L’esperienza del trauma è legata a quella dell’ineffabilità. Trovare le parole per dire l’indicibile, le immagini per esprimere l’indescrivibile, il modo per rendere palpabile quanto sfugge costantemente ad ogni sforzo di comprensione razionale e ferisce anima e corpo, é un compito incommensurabile.
Sarah Fattahi riesce a compiere in Chaos, presentato nella sezione Cineasti del presente al festival di Locarno, questo gesto intenso e profondo ascoltando pianti senza lacrime, osservando sguardi velati di sconforto, mani torturate dai ricordi, corpi piegati dal peso del vissuto.
La regista mette in scena tre donne siriane prigioniere dello spazio.
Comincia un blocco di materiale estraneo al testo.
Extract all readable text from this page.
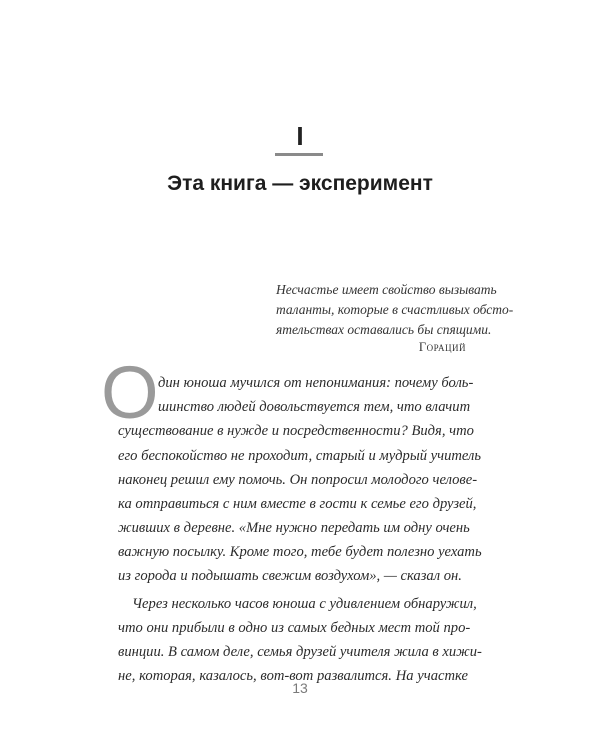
I
Эта книга — эксперимент
Несчастье имеет свойство вызывать
таланты, которые в счастливых обсто-
ятельствах оставались бы спящими.
Гораций
О дин юноша мучился от непонимания: почему боль-
шинство людей довольствуется тем, что влачит
существование в нужде и посредственности? Видя, что
его беспокойство не проходит, старый и мудрый учитель
наконец решил ему помочь. Он попросил молодого челове-
ка отправиться с ним вместе в гости к семье его друзей,
живших в деревне. «Мне нужно передать им одну очень
важную посылку. Кроме того, тебе будет полезно уехать
из города и подышать свежим воздухом», — сказал он.
Через несколько часов юноша с удивлением обнаружил,
что они прибыли в одно из самых бедных мест той про-
винции. В самом деле, семья друзей учителя жила в хижи-
не, которая, казалось, вот-вот развалится. На участке
13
Gli appartamenti in cui vivono due di esse, a Damasco e in Svezia, e le strade di Vienna, in cui erra la terza protagonista del film – Sarah Fattahi stessa – non sono altro che delle proiezioni tangibili della loro prigione interiore. Questi tre luoghi sono tre volti di un unico dolore. Il montaggio glissa continuamente dall’uno all’altro senza soluzione di continuità. In questo costante andirivieni le tre donne, pur fisicamente lontane, sembrano darsi la mano, prese in una danza macabra senza fine.
Il film inizia con una ripresa effettuata nell’entrata del Kunsthistorisches Museum a Vienna: una donna alta, bionda, con un lungo cappotto scuro entra nell’edificio e si guarda intorno.
La seconda sequenza del film ci mostra la scala di un edificio bagnata da una luce fredda e bluastra. Segue un close-up sulle dita di una donna appoggiate al vetro di una finestra, s’intravvede il suo profilo. Fuori piove. La donna inizia a raccontare la sua storia guardando dritto nella cinepresa. Sullo sfondo si stagliano gli alberi di una foresta in Svezia. Poco a poco sulle immagini del bosco s’imprimono quelle del corpo della donna nell’acqua di un lago. Un taglio netto ci trasporta in un interno scuro e buio. Una tenda nera si apre: una terza donna, coperta da un lungo abito mussulmano, tocca un’enorme vetrata e guarda verso l’esterno. La città, Damasco, secca e rossastra, si estende a vista d’occhio nella luce abbagliante del sole.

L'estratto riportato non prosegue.